What bad outcomes are possible when a hacker exploits a vulnerability? Computer systems are essentially tools for handling data. Thus in simple terms, a hacker can read data, modify data, delete data, or perhaps take down a specific service. How problematic each outcome can be depends on the system being intruded upon. Reading data is not a huge problem if they’ve accessed your Uber Eats orders. But what if the data read is a sensitive diplomatic cable, very intimate conversations, or your Social Security Number? The consequences of hackers modifying data is especially obvious if the system is an electronic voting machine. If Facebook is the service rendered inoperable, life will go on. But a government service or utility being taken offline may cause real harm.

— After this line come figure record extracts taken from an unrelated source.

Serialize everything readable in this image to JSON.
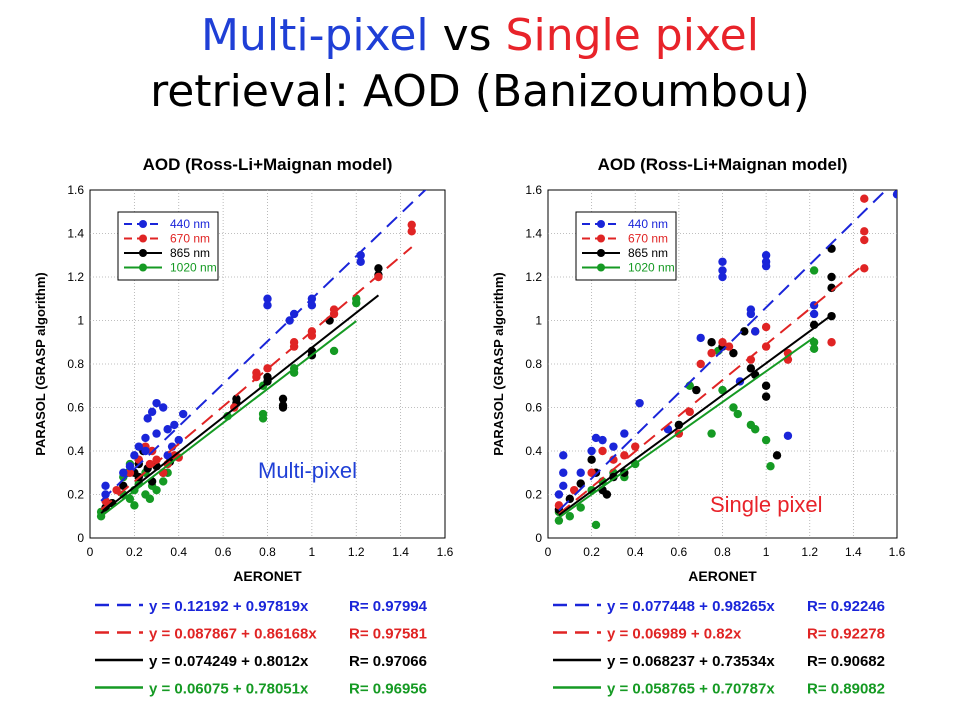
{
  "slide": {
    "title_part1": "Multi-pixel",
    "title_vs": " vs ",
    "title_part2": "Single pixel",
    "title_line2": "retrieval: AOD (Banizoumbou)",
    "title_colors": {
      "part1": "#1f3fd6",
      "part2": "#e8232a",
      "text": "#000000"
    }
  },
  "chart_data": [
    {
      "type": "scatter",
      "title": "AOD (Ross-Li+Maignan model)",
      "xlabel": "AERONET",
      "ylabel": "PARASOL (GRASP algorithm)",
      "xlim": [
        0,
        1.6
      ],
      "ylim": [
        0,
        1.6
      ],
      "xticks": [
        "0",
        "0.2",
        "0.4",
        "0.6",
        "0.8",
        "1",
        "1.2",
        "1.4",
        "1.6"
      ],
      "yticks": [
        "0",
        "0.2",
        "0.4",
        "0.6",
        "0.8",
        "1",
        "1.2",
        "1.4",
        "1.6"
      ],
      "grid": true,
      "legend_placement": "top-left",
      "annotation": "Multi-pixel",
      "annotation_color": "#1f3fd6",
      "series": [
        {
          "name": "440 nm",
          "color": "#1a25d9",
          "intercept": 0.12192,
          "slope": 0.97819,
          "fit_x": [
            0.05,
            1.6
          ],
          "equation": "y = 0.12192 + 0.97819x",
          "r": "R= 0.97994",
          "points": [
            [
              0.07,
              0.2
            ],
            [
              0.07,
              0.24
            ],
            [
              0.15,
              0.3
            ],
            [
              0.18,
              0.33
            ],
            [
              0.2,
              0.38
            ],
            [
              0.22,
              0.42
            ],
            [
              0.25,
              0.46
            ],
            [
              0.26,
              0.55
            ],
            [
              0.28,
              0.58
            ],
            [
              0.3,
              0.62
            ],
            [
              0.33,
              0.6
            ],
            [
              0.35,
              0.5
            ],
            [
              0.38,
              0.52
            ],
            [
              0.4,
              0.45
            ],
            [
              0.42,
              0.57
            ],
            [
              0.8,
              1.1
            ],
            [
              0.8,
              1.07
            ],
            [
              0.9,
              1.0
            ],
            [
              0.92,
              1.03
            ],
            [
              1.0,
              1.07
            ],
            [
              1.0,
              1.1
            ],
            [
              1.22,
              1.3
            ],
            [
              1.22,
              1.27
            ],
            [
              0.25,
              0.4
            ],
            [
              0.3,
              0.48
            ],
            [
              0.37,
              0.42
            ],
            [
              0.35,
              0.38
            ]
          ]
        },
        {
          "name": "670 nm",
          "color": "#e02424",
          "intercept": 0.087867,
          "slope": 0.86168,
          "fit_x": [
            0.05,
            1.45
          ],
          "equation": "y = 0.087867 + 0.86168x",
          "r": "R= 0.97581",
          "points": [
            [
              0.07,
              0.17
            ],
            [
              0.12,
              0.22
            ],
            [
              0.18,
              0.3
            ],
            [
              0.22,
              0.36
            ],
            [
              0.25,
              0.42
            ],
            [
              0.28,
              0.4
            ],
            [
              0.3,
              0.36
            ],
            [
              0.35,
              0.34
            ],
            [
              0.38,
              0.38
            ],
            [
              0.4,
              0.37
            ],
            [
              0.65,
              0.6
            ],
            [
              0.75,
              0.74
            ],
            [
              0.75,
              0.76
            ],
            [
              0.8,
              0.78
            ],
            [
              0.92,
              0.9
            ],
            [
              0.92,
              0.88
            ],
            [
              1.0,
              0.93
            ],
            [
              1.0,
              0.95
            ],
            [
              1.1,
              1.05
            ],
            [
              1.1,
              1.03
            ],
            [
              1.3,
              1.2
            ],
            [
              1.45,
              1.44
            ],
            [
              1.45,
              1.41
            ],
            [
              0.27,
              0.34
            ],
            [
              0.33,
              0.3
            ]
          ]
        },
        {
          "name": "865 nm",
          "color": "#000000",
          "intercept": 0.074249,
          "slope": 0.8012,
          "fit_x": [
            0.05,
            1.3
          ],
          "equation": "y = 0.074249 + 0.8012x",
          "r": "R= 0.97066",
          "points": [
            [
              0.07,
              0.14
            ],
            [
              0.1,
              0.16
            ],
            [
              0.15,
              0.24
            ],
            [
              0.2,
              0.3
            ],
            [
              0.22,
              0.34
            ],
            [
              0.24,
              0.4
            ],
            [
              0.26,
              0.32
            ],
            [
              0.3,
              0.33
            ],
            [
              0.33,
              0.3
            ],
            [
              0.36,
              0.35
            ],
            [
              0.66,
              0.62
            ],
            [
              0.66,
              0.64
            ],
            [
              0.8,
              0.74
            ],
            [
              0.8,
              0.72
            ],
            [
              0.87,
              0.64
            ],
            [
              0.87,
              0.61
            ],
            [
              0.87,
              0.6
            ],
            [
              1.0,
              0.86
            ],
            [
              1.0,
              0.84
            ],
            [
              1.08,
              1.0
            ],
            [
              1.3,
              1.24
            ],
            [
              1.3,
              1.21
            ],
            [
              0.22,
              0.28
            ],
            [
              0.28,
              0.26
            ]
          ]
        },
        {
          "name": "1020 nm",
          "color": "#159a23",
          "intercept": 0.06075,
          "slope": 0.78051,
          "fit_x": [
            0.05,
            1.2
          ],
          "equation": "y = 0.06075 + 0.78051x",
          "r": "R= 0.96956",
          "points": [
            [
              0.05,
              0.1
            ],
            [
              0.05,
              0.12
            ],
            [
              0.1,
              0.16
            ],
            [
              0.15,
              0.2
            ],
            [
              0.15,
              0.28
            ],
            [
              0.17,
              0.3
            ],
            [
              0.18,
              0.34
            ],
            [
              0.2,
              0.22
            ],
            [
              0.22,
              0.25
            ],
            [
              0.25,
              0.2
            ],
            [
              0.25,
              0.3
            ],
            [
              0.28,
              0.24
            ],
            [
              0.3,
              0.22
            ],
            [
              0.33,
              0.26
            ],
            [
              0.35,
              0.3
            ],
            [
              0.62,
              0.56
            ],
            [
              0.78,
              0.7
            ],
            [
              0.78,
              0.57
            ],
            [
              0.78,
              0.55
            ],
            [
              0.92,
              0.78
            ],
            [
              0.92,
              0.76
            ],
            [
              1.1,
              0.86
            ],
            [
              1.2,
              1.08
            ],
            [
              1.2,
              1.1
            ],
            [
              0.18,
              0.18
            ],
            [
              0.2,
              0.15
            ],
            [
              0.27,
              0.18
            ]
          ]
        }
      ]
    },
    {
      "type": "scatter",
      "title": "AOD (Ross-Li+Maignan model)",
      "xlabel": "AERONET",
      "ylabel": "PARASOL (GRASP algorithm)",
      "xlim": [
        0,
        1.6
      ],
      "ylim": [
        0,
        1.6
      ],
      "xticks": [
        "0",
        "0.2",
        "0.4",
        "0.6",
        "0.8",
        "1",
        "1.2",
        "1.4",
        "1.6"
      ],
      "yticks": [
        "0",
        "0.2",
        "0.4",
        "0.6",
        "0.8",
        "1",
        "1.2",
        "1.4",
        "1.6"
      ],
      "grid": true,
      "legend_placement": "top-left",
      "annotation": "Single pixel",
      "annotation_color": "#e8232a",
      "series": [
        {
          "name": "440 nm",
          "color": "#1a25d9",
          "intercept": 0.077448,
          "slope": 0.98265,
          "fit_x": [
            0.05,
            1.6
          ],
          "equation": "y = 0.077448 + 0.98265x",
          "r": "R= 0.92246",
          "points": [
            [
              0.05,
              0.2
            ],
            [
              0.07,
              0.24
            ],
            [
              0.07,
              0.3
            ],
            [
              0.07,
              0.38
            ],
            [
              0.15,
              0.3
            ],
            [
              0.2,
              0.4
            ],
            [
              0.22,
              0.46
            ],
            [
              0.25,
              0.45
            ],
            [
              0.3,
              0.42
            ],
            [
              0.35,
              0.48
            ],
            [
              0.42,
              0.62
            ],
            [
              0.55,
              0.5
            ],
            [
              0.7,
              0.92
            ],
            [
              0.8,
              1.27
            ],
            [
              0.8,
              1.23
            ],
            [
              0.8,
              1.2
            ],
            [
              0.93,
              1.05
            ],
            [
              0.93,
              1.03
            ],
            [
              1.0,
              1.3
            ],
            [
              1.0,
              1.27
            ],
            [
              1.0,
              1.25
            ],
            [
              1.1,
              0.47
            ],
            [
              1.22,
              1.07
            ],
            [
              1.22,
              1.03
            ],
            [
              1.6,
              1.58
            ],
            [
              0.95,
              0.95
            ],
            [
              0.88,
              0.72
            ]
          ]
        },
        {
          "name": "670 nm",
          "color": "#e02424",
          "intercept": 0.06989,
          "slope": 0.82,
          "fit_x": [
            0.05,
            1.45
          ],
          "equation": "y = 0.06989 + 0.82x",
          "r": "R= 0.92278",
          "points": [
            [
              0.05,
              0.15
            ],
            [
              0.12,
              0.22
            ],
            [
              0.2,
              0.3
            ],
            [
              0.25,
              0.4
            ],
            [
              0.3,
              0.36
            ],
            [
              0.35,
              0.38
            ],
            [
              0.4,
              0.42
            ],
            [
              0.6,
              0.48
            ],
            [
              0.7,
              0.8
            ],
            [
              0.75,
              0.85
            ],
            [
              0.8,
              0.9
            ],
            [
              0.83,
              0.88
            ],
            [
              0.93,
              0.82
            ],
            [
              0.95,
              0.95
            ],
            [
              1.0,
              0.97
            ],
            [
              1.0,
              0.88
            ],
            [
              1.1,
              0.85
            ],
            [
              1.1,
              0.82
            ],
            [
              1.3,
              0.9
            ],
            [
              1.45,
              1.56
            ],
            [
              1.45,
              1.41
            ],
            [
              1.45,
              1.37
            ],
            [
              1.45,
              1.24
            ],
            [
              0.65,
              0.58
            ]
          ]
        },
        {
          "name": "865 nm",
          "color": "#000000",
          "intercept": 0.068237,
          "slope": 0.73534,
          "fit_x": [
            0.05,
            1.3
          ],
          "equation": "y = 0.068237 + 0.73534x",
          "r": "R= 0.90682",
          "points": [
            [
              0.05,
              0.13
            ],
            [
              0.1,
              0.18
            ],
            [
              0.15,
              0.25
            ],
            [
              0.2,
              0.36
            ],
            [
              0.22,
              0.3
            ],
            [
              0.25,
              0.22
            ],
            [
              0.27,
              0.2
            ],
            [
              0.3,
              0.28
            ],
            [
              0.35,
              0.3
            ],
            [
              0.6,
              0.52
            ],
            [
              0.75,
              0.9
            ],
            [
              0.8,
              0.88
            ],
            [
              0.85,
              0.85
            ],
            [
              0.9,
              0.95
            ],
            [
              0.93,
              0.78
            ],
            [
              0.95,
              0.75
            ],
            [
              1.0,
              0.7
            ],
            [
              1.0,
              0.65
            ],
            [
              1.05,
              0.38
            ],
            [
              1.22,
              0.98
            ],
            [
              1.3,
              1.33
            ],
            [
              1.3,
              1.2
            ],
            [
              1.3,
              1.15
            ],
            [
              1.3,
              1.02
            ],
            [
              0.68,
              0.68
            ]
          ]
        },
        {
          "name": "1020 nm",
          "color": "#159a23",
          "intercept": 0.058765,
          "slope": 0.70787,
          "fit_x": [
            0.05,
            1.22
          ],
          "equation": "y = 0.058765 + 0.70787x",
          "r": "R= 0.89082",
          "points": [
            [
              0.05,
              0.12
            ],
            [
              0.05,
              0.08
            ],
            [
              0.1,
              0.1
            ],
            [
              0.15,
              0.14
            ],
            [
              0.2,
              0.22
            ],
            [
              0.22,
              0.06
            ],
            [
              0.25,
              0.26
            ],
            [
              0.3,
              0.3
            ],
            [
              0.35,
              0.28
            ],
            [
              0.4,
              0.34
            ],
            [
              0.6,
              0.52
            ],
            [
              0.65,
              0.7
            ],
            [
              0.75,
              0.48
            ],
            [
              0.78,
              0.86
            ],
            [
              0.8,
              0.68
            ],
            [
              0.85,
              0.6
            ],
            [
              0.87,
              0.57
            ],
            [
              0.93,
              0.52
            ],
            [
              0.95,
              0.5
            ],
            [
              1.0,
              0.45
            ],
            [
              1.02,
              0.33
            ],
            [
              1.22,
              1.23
            ],
            [
              1.22,
              0.9
            ],
            [
              1.22,
              0.87
            ]
          ]
        }
      ]
    }
  ]
}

The situation is not hopeless. Gaining access to a computer system does not guarantee a hacker anything. Once inside, they may face further obstacles. Well-defended systems are built in layers, each requiring unique methods for entry. The goal of computer security is not perfection, but increasing the cost of doing business for hackers. Best practices abound, and companies are getting more serious about data security every day.
But a healthy understanding of computers and software requires reckoning with the fact that any given computer system is vulnerable to intrusion by a motivated actor. Vulnerabilities in the form of bugs and configuration errors are sprinkled liberally throughout the software we all use. There is even a black market for vulnerabilities, with those unknown to the wider community (known as “0-days”) valued particularly highly. No matter how securely an Internet-connected system is designed and built, there is a way in.